Five of hostage British soldiers released by Sierra Leone rebels
Five of the 11 British soldiers being held by a renegade militia in Sierra Leone have been released, British officials said late last night. The officials were holding out hope that the remaining six would also be liberated soon. "Five of the British soldiers being held have been released and are now in UK hands. They are safe and well," British military spokesman Lieut-Cmd Tony Cramp said.
"We are delighted at this major development and clearly this augurs well for the release of the remaining detainees." He would not say what, if any, conditions had been attached to the release.
He said much of the credit for the breakthrough goes to the combined efforts of UNAMSIL (the UN force in Sierra Leone) and Jorbatt (the Jordanian UNAMSIL contingent).
In London, a spokesman for the Foreign Office confirmed the release of the five. "They are in British hands," the spokesman said. "We are hopeful the others will be released soon.
"Negotiations will continue tomorrow for the release of the remaining detainees."
The group of 11 British servicemen from the Royal Irish Regiment was taken hostage last Friday by a rebel militia known as the West Side Boys.

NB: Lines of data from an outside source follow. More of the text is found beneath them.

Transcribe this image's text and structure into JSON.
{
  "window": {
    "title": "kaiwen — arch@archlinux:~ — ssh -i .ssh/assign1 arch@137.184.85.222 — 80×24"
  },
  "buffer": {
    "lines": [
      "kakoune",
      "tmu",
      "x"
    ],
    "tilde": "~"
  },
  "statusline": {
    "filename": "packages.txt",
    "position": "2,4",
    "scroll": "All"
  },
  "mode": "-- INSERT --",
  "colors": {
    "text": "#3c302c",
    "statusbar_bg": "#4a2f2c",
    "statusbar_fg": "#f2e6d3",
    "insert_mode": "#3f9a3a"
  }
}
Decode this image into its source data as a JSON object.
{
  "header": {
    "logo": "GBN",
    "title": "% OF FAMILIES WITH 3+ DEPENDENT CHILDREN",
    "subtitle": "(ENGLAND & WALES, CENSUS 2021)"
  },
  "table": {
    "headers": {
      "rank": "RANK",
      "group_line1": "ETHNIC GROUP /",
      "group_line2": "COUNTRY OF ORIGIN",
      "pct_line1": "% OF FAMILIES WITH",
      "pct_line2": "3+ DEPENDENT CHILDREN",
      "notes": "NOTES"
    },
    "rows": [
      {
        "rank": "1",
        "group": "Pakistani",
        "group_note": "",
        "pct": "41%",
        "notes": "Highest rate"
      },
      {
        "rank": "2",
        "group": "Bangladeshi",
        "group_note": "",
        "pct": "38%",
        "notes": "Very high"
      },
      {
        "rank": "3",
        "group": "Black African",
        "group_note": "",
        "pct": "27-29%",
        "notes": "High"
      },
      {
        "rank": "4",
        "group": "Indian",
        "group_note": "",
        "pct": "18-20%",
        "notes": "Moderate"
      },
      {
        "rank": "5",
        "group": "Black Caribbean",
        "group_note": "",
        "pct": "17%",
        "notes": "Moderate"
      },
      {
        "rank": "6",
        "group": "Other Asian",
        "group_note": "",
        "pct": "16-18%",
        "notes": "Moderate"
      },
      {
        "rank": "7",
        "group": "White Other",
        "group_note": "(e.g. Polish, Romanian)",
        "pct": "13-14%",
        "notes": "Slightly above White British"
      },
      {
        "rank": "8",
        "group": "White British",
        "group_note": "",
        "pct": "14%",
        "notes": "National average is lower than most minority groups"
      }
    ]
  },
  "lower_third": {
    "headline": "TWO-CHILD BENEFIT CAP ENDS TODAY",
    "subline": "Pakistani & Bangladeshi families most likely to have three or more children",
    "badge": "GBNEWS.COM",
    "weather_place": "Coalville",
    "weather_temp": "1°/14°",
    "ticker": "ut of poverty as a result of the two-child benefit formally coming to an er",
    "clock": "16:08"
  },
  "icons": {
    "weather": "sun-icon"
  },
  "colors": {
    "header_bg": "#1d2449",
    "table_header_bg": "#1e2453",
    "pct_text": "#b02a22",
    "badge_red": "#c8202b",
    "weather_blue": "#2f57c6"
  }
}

A team of army officials flew out from Britain to Sierra Leone to help negotiate for the release of the men, who were part of a British army deployment to train the Sierra Leonian army.
Britain's defence ministry has said the men were being well-treated and provided with food and water by their captors.
The Foreign Secretary, Mr Robin Cook, said earlier yesterday that he was pulling out all the stops to get the soldiers released, and that the government was anxious to resolve the latest of a string of abductions of UN and British forces in the lawless country.
"We are doing everything possible to secure the release of those detained," he told reporters. "We are anxious to get them released as soon as possible."
The incident has once again highlighted the dangers of operating in war-torn Sierra Leone, with its well-armed factions of shifting loyalties.
A UN military official in Sierra Leone said yesterday that 11 British soldiers held hostage by militiamen had not informed UN peacekeepers of their intention to travel in a rebel-held area.
"The British did not say to UN peacekeepers in Masiaka that they were going into West Side Boys' rebel positions, which I would describe as very dangerous," Brig-Gen Mohammed Garba, a deputy commander of the UN peacekeeping force in Sierra Leone, said.
Until now the main threat has been posed by Revolutionary United Front (RUF) rebels, who kidnapped 500 UN peacekeepers in May, prompting a muscular British intervention.
On Friday, the spotlight fell on the West Side Boys, a grouping of several dozen fighters who have turned their back on the junta they used to support. The junta, which was in power here between from May 1997 to February 1998, has now allied with the government.
The apparent ease with which the West Side Boys surrounded the British contingent, and the proximity of their fiefdom to Freetown - just 40 miles to the west - has raised questions about the scope and effectiveness of the controversial British mission in Sierra Leone.